– Wallpapered collage, dimensions variable
– KORRELAT 12“ Vinyl disc
– Leporello, s/w manual Offset Print (duplex), 31 x 496 cm
– Table with record player
Sophia Kesting consistently works with her photographs and the forms of their elaboration against a pictorial ideal – that is, against those typical shots of ideals that we encounter so often when it comes to architecture or urban structures, to record and show (in an exhibition, a book, a booklet) in as undisturbed and positive a state as possible. Kesting’s project is something different, because with her work it becomes immediately clear that in a single room more forces come together than (conventional) architectural photographers (and their clients) could ever dream of. Each space is overwritten multiple times with information from its neighbourhoods and uses that are not provided for in the architects’ plan drawings.

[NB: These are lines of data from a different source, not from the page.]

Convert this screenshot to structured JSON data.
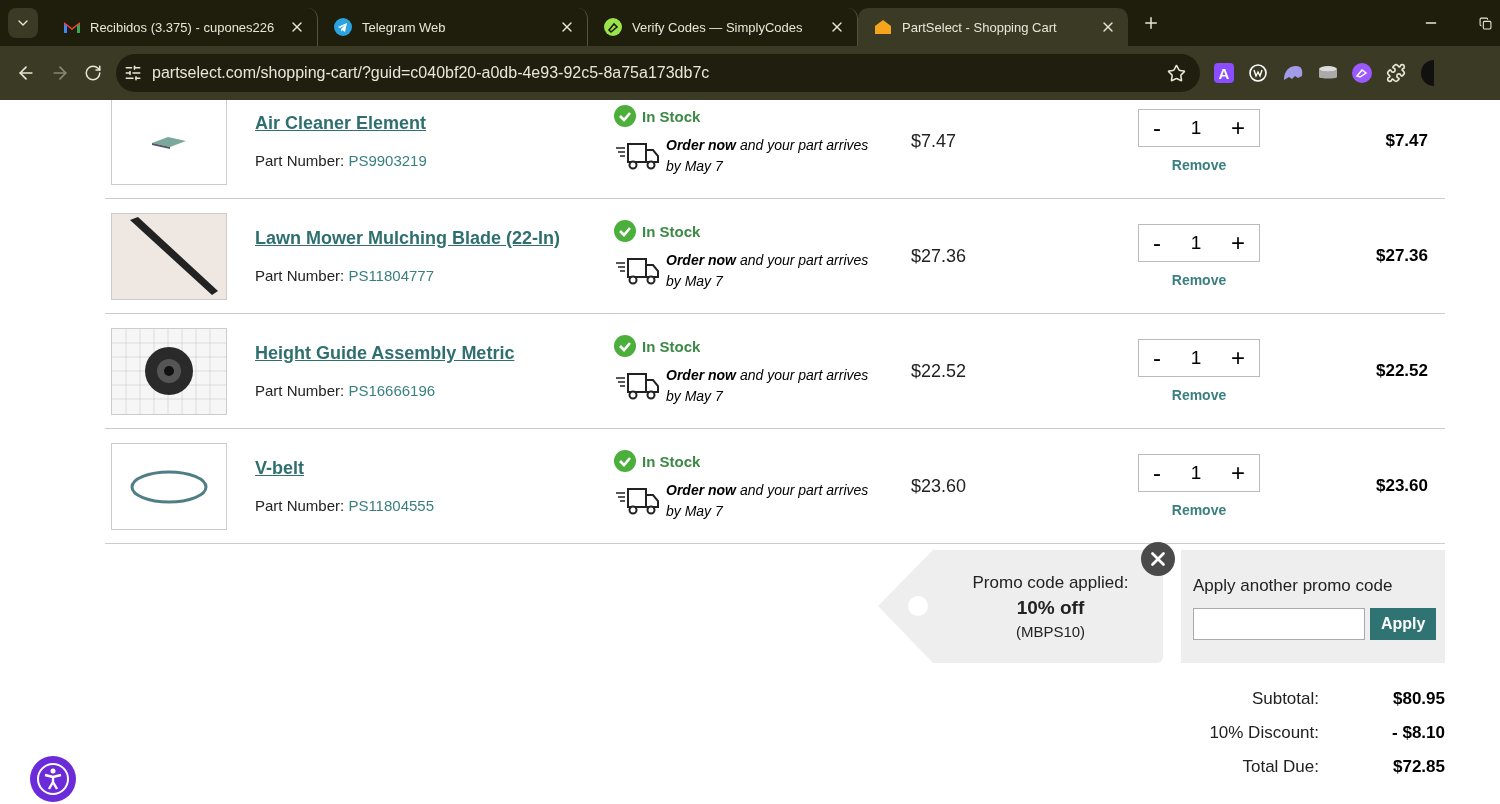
{
  "browser": {
    "tabs": [
      {
        "title": "Recibidos (3.375) - cupones226",
        "selected": false
      },
      {
        "title": "Telegram Web",
        "selected": false
      },
      {
        "title": "Verify Codes — SimplyCodes",
        "selected": false
      },
      {
        "title": "PartSelect - Shopping Cart",
        "selected": true
      }
    ],
    "url": "partselect.com/shopping-cart/?guid=c040bf20-a0db-4e93-92c5-8a75a173db7c",
    "extension_letter": "A"
  },
  "cart": {
    "items": [
      {
        "name": "Air Cleaner Element",
        "part_label": "Part Number:",
        "part_number": "PS9903219",
        "stock": "In Stock",
        "delivery_lead": "Order now",
        "delivery_text": " and your part arrives by May 7",
        "price": "$7.47",
        "quantity": "1",
        "minus": "-",
        "plus": "+",
        "remove": "Remove",
        "total": "$7.47"
      },
      {
        "name": "Lawn Mower Mulching Blade (22-In)",
        "part_label": "Part Number:",
        "part_number": "PS11804777",
        "stock": "In Stock",
        "delivery_lead": "Order now",
        "delivery_text": " and your part arrives by May 7",
        "price": "$27.36",
        "quantity": "1",
        "minus": "-",
        "plus": "+",
        "remove": "Remove",
        "total": "$27.36"
      },
      {
        "name": "Height Guide Assembly Metric",
        "part_label": "Part Number:",
        "part_number": "PS16666196",
        "stock": "In Stock",
        "delivery_lead": "Order now",
        "delivery_text": " and your part arrives by May 7",
        "price": "$22.52",
        "quantity": "1",
        "minus": "-",
        "plus": "+",
        "remove": "Remove",
        "total": "$22.52"
      },
      {
        "name": "V-belt",
        "part_label": "Part Number:",
        "part_number": "PS11804555",
        "stock": "In Stock",
        "delivery_lead": "Order now",
        "delivery_text": " and your part arrives by May 7",
        "price": "$23.60",
        "quantity": "1",
        "minus": "-",
        "plus": "+",
        "remove": "Remove",
        "total": "$23.60"
      }
    ],
    "promo": {
      "applied_label": "Promo code applied:",
      "discount": "10% off",
      "code": "(MBPS10)",
      "another_label": "Apply another promo code",
      "apply": "Apply"
    },
    "summary": [
      {
        "label": "Subtotal:",
        "value": "$80.95"
      },
      {
        "label": "10% Discount:",
        "value": "- $8.10"
      },
      {
        "label": "Total Due:",
        "value": "$72.85"
      }
    ]
  }
}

The area of study for Kesting’s photographic research is the freight and central station of the capital of Tyrol, an area strongly characterised by the juxtaposition of different uses: garden allotments, often found in the immediate vicinity of railway lines, are replaced by fallow land and/or adjacent residential buildings. In the same way, local and global enterprises and companies have harnessed the geostrategic benefit of the place and settled here to ensure the smoothest possible transfer of goods and commodities. The different needs in this expanding area are therefore manifest, and it is feared that this coexistence of unequal forces will ultimately have to give way to a large-scale land-use plan to be able to continue the economic success story of Innsbruck in a global sense. The area is thus in a state of transition.

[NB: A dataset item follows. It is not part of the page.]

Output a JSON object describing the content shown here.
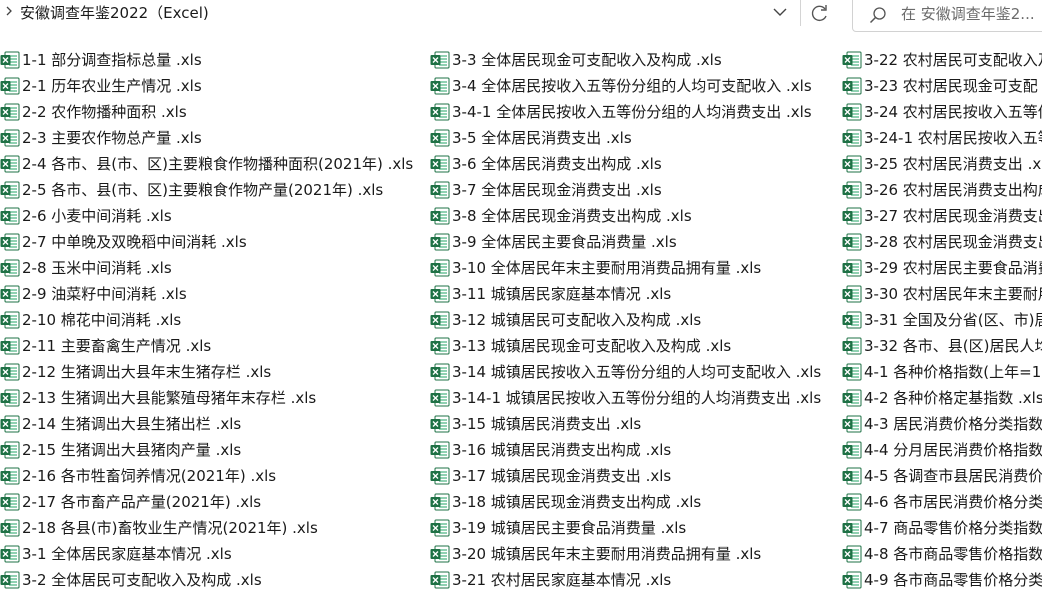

Sophia Kesting seizes the different user interests and puts them together. But it is also clear that from the outset, it is not possible to create a representation that provides a comprehensive overview of this area. Too many perspectives in the space overlap. The view is obscured – something always commands attention in the picture, which prevents an undisturbed reproduction of one of the many different architectural ensembles. The artist seizes this fact and visual impression and highlights it: she opts to completely abandon image hierarchies, instead merging the foreground and the background in extreme perspectives. Visually speaking, space between the different architectural structures is as minimal as a piece of the sky; as we know, Innsbruck is surrounded by mountains whose reproduction as a visual conclusion serves to integrate these scenes even more comprehensively.

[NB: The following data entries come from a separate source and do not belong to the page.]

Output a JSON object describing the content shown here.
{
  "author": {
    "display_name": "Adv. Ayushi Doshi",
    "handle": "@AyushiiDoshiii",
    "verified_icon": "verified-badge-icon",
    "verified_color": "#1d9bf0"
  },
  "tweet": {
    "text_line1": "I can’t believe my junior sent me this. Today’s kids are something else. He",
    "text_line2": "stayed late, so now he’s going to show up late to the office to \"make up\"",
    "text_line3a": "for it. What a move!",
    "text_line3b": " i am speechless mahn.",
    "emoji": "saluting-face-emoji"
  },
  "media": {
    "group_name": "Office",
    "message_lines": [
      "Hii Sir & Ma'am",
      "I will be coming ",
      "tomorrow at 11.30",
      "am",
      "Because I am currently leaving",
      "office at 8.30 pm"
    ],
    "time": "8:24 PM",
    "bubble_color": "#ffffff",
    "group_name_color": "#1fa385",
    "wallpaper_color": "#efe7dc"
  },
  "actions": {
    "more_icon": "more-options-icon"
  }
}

The artist makes moments of extreme structural condensation utterly clear through her images. By collating her images (without white space) into a flyer and through the production of a record with the musician Andreas Trenkwalder, who has addressed this area and its sounds in his compositions, the artist succeeds in achieving this impression of a condensed experience without developing alternatives. In the exhibition, Sophia Kesting will not only present her work as a small-format flyer with the vinyl record, but will display excerpts from her work on the wall in the form of photo wallpaper. The huge ensemble of fragmented views of urban planning, accompanied by corresponding music, stands in stark contrast to the homogeneous urban structure that Innsbruck reveals at first sight. With Sophia Kesting’s (and Trenkwalder’s) work, however, it becomes evident that it pays to go off the beaten track when visiting a city that appears so smooth on its surface: These less popular areas are subject to transformational processes due to political and economic interests.